Selama Datang

SELAMAT DATANG DAN TERIMA KASIH ATAS KUNJUNGAN ANDA

Minggu, 12 September 2010

Getah Damar Sando Batu: Lama Ditinggalkan, Kini Menetes Lagi

Oleh Basri Andang



Sejak masa Pemerintahan Kolonial Belanda, hasil damar dari Sando Batu telah terkenal. Sayangnya, produksinya terhenti akibat permainan dagang para tengkulak. Setelah telantar selama puluhan tahun, kini, getah damar Sando Batu “menetes” kembali. Pasalnya, petani berhasil membuka jaringan pasar dengan eksporter yang menawarkan pesanan produksi paling sedikit 20 ton per bulan.

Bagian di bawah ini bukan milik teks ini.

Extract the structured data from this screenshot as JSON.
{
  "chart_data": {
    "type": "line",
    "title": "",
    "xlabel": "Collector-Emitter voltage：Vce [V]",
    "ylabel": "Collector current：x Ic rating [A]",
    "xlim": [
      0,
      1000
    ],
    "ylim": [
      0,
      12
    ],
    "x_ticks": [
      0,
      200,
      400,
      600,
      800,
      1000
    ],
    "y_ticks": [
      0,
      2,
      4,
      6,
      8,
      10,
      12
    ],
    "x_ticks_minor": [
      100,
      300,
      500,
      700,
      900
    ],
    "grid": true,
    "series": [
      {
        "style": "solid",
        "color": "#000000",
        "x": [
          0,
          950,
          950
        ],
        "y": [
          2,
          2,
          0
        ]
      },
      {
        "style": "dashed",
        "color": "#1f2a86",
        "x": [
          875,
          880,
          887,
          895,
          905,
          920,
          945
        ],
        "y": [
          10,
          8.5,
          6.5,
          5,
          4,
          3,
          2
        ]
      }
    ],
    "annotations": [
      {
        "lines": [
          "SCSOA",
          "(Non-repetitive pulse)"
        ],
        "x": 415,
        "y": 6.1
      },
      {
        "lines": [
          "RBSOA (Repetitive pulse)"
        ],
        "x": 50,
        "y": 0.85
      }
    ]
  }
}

Kejayaan damar di wilayah Sando Batu, Kabupaten Sidenreng Rappang, Sulawesi Selatan mencapai puncaknya pada tahun 1930-an atau pada masa Pemerintahan Kolonial Belanda. Ketika itu, wilayah itu terkenal sebagai pusat niaga getah damar, sampai-sampai transaksi damar dilakukan di tengah hutan, yang oleh masyarakat sekitar dikenal dengan nama Pasa’ Bombo’ atau pasar di dalam hutan. Kala itu, siang-malam transaksi jual-beli damar sangat ramai di dalam kawasan hutan. Pedagang dari berbagai daerah pun berdatangan, terutama dari Toraja dan Luwu. Masyarakat juga telah mengembangkan pembibitan dan penanaman damar di sekitar perkampungan dengan maksud memudahkan masyarakat melakukan penyadapan. Upaya ini diawali dengan pembuatan lokasi percontohan pembibitan damar oleh mantri kehutanan yang bernama Nu’mang pada tahun 1930.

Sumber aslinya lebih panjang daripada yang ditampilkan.